Jennifer E. Smith
Advance Reader Copy, 337 pages
April 15st 2014
Little, Brown for Young Readers
Received from publisher in exchange for an honest review.
Jennifer E. Smith’s The Geography of You and Me is a contemporary young adult love story set in one of my favourite cities in the world, New York City. This was a book that I was really looking forward to reading this book; unfortunately I think I may have gone into with it extremely high expectations. The Geography of You and Me follows two teenagers, Owen and Lucy, Owens’s dad is struggling to find and keep a job while Lucy’s family is pretty well off. The two meet during a black out in New York City but soon have to part ways because of their respective family situations. The two teens then struggle move on with their lives while attempting to keep in touch through mostly postcards which is an odd choice.

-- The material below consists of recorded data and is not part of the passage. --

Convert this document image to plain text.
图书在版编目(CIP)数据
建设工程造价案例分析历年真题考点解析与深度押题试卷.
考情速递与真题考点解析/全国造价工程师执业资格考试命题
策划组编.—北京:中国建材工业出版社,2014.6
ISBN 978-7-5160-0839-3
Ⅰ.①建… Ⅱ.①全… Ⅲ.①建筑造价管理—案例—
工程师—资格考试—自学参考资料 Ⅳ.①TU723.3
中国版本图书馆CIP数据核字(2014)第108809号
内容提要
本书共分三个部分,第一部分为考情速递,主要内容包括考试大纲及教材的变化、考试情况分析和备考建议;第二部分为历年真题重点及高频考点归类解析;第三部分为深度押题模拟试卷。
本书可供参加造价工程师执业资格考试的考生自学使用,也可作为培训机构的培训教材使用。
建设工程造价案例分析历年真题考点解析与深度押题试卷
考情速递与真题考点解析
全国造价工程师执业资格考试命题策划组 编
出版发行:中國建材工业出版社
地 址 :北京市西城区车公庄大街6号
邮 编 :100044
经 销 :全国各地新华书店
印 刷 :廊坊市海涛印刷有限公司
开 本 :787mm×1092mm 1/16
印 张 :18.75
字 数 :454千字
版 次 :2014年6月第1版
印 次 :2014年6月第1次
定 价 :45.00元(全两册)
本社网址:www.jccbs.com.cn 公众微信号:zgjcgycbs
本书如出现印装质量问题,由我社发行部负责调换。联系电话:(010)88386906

Normally I would find this to be super romantic, but I this case I didn’t really care for either character or for their relationships, which made it hard for me to enjoy their communications with each other.

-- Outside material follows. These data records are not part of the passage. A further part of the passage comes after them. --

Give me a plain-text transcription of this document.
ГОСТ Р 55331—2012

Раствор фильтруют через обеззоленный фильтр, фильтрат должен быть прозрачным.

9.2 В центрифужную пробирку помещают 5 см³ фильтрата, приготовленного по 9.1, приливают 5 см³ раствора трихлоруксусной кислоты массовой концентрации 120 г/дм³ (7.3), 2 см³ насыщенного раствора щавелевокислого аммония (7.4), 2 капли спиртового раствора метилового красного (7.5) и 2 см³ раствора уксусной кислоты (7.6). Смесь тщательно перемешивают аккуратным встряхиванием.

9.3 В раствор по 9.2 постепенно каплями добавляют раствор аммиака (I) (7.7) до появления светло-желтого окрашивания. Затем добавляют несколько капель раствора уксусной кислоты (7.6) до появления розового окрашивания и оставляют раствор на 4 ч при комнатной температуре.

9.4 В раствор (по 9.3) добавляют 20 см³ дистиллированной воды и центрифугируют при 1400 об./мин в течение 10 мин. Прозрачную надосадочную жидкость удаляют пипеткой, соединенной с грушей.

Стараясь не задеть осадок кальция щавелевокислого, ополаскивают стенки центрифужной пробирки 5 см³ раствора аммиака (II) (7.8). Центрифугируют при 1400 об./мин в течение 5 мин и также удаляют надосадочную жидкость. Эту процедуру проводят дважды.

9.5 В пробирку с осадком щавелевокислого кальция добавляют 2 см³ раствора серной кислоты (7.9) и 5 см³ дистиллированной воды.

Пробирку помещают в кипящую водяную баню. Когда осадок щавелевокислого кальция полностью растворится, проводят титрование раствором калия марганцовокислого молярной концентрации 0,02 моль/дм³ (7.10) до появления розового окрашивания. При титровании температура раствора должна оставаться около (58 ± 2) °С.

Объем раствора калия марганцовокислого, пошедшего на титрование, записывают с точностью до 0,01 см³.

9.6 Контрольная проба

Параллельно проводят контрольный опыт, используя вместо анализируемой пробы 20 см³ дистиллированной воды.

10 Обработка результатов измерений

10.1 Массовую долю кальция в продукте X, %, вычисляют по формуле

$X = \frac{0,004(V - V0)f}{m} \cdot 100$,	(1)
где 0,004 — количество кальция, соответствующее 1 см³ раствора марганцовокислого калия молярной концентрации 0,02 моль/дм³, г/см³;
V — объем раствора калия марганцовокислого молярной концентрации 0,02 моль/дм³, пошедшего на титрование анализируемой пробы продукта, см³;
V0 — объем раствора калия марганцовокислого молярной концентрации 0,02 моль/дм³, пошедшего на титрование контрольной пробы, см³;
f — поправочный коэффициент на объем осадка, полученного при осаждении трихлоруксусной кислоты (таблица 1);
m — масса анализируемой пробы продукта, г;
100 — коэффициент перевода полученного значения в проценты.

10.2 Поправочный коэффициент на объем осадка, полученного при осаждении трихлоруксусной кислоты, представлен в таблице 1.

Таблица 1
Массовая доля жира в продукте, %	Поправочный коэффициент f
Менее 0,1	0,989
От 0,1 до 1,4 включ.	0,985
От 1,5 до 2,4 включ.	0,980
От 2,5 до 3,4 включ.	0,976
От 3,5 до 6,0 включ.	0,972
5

Even though I did not really care for the main characters, I did find the story charming and both Lucy and Owen had their endearing moments especially in the rare instance when the readers are shown the kind of connection Lucy and Owen have. I also think the authour made a bold move in having the entire book told from an omniscient third person though separating the chapters that show Lucy’s life versus Owens’s life. I thought that because of the type of story The Geography of You and Me we would get two first person narrators, one for Lucy and one for Owen so I felt that by having one third person narration for both characters was an interesting choice. Also the chapters were pretty short which made it an easier read.

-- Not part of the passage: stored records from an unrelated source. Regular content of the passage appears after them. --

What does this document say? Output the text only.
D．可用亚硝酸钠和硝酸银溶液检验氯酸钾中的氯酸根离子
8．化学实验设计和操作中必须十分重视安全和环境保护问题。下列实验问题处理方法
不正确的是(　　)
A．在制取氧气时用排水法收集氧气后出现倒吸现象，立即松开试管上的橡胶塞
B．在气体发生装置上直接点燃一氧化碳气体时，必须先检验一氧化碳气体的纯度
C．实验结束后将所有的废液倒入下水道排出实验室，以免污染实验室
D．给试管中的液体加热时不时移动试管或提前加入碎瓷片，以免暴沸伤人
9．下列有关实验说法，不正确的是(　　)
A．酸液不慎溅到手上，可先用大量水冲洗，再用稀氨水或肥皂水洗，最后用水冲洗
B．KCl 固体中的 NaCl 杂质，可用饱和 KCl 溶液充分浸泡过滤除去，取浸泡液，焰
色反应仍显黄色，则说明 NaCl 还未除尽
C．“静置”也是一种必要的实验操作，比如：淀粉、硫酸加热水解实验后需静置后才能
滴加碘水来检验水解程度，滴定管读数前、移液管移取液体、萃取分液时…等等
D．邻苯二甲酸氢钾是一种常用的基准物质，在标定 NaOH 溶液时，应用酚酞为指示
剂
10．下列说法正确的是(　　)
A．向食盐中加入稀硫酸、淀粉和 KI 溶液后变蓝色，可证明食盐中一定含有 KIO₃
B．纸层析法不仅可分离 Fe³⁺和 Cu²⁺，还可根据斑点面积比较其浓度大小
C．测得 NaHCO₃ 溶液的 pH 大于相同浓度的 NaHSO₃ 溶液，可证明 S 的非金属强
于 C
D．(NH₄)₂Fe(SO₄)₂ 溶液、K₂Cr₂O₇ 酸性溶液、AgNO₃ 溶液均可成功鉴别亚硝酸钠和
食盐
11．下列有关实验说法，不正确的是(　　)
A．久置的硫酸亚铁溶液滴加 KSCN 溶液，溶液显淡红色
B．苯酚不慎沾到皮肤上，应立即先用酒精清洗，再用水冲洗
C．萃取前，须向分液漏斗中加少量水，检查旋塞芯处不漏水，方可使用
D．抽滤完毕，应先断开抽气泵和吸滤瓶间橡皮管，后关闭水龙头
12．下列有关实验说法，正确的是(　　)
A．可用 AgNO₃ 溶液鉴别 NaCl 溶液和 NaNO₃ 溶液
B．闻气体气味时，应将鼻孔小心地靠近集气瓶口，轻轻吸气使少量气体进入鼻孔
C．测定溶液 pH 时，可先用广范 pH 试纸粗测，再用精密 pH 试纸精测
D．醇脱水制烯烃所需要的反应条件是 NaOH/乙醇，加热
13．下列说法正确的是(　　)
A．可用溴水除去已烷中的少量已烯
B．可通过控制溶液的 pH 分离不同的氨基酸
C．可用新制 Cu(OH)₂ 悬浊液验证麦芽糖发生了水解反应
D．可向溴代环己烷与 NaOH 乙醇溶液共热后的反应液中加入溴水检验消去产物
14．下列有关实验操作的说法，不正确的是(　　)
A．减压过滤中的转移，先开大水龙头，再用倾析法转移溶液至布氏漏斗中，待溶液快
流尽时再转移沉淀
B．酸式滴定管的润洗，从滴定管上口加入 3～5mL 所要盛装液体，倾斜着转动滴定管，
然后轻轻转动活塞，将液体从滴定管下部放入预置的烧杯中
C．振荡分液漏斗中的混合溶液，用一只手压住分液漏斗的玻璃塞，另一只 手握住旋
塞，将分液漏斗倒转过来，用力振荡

In the end, The Geography of You and Me is a simple story about two people who meet briefly and somehow develop an incredible connection which can be felt even when they are so physically far away from one another. It is also a story about two individuals trying to figure out who they are on their own. Though I found it a bit boring and unrealistic, I do think The Geography of You and Me has an interesting premise with a lot of potential that could make it appealing to the right reader which unfortunately was not me.
If you like this book, you’ll love: Just One Day by Gayle Forman
Regardless of how this book came into my possession, the above review consists of my honest opinion of the book and my opinion only.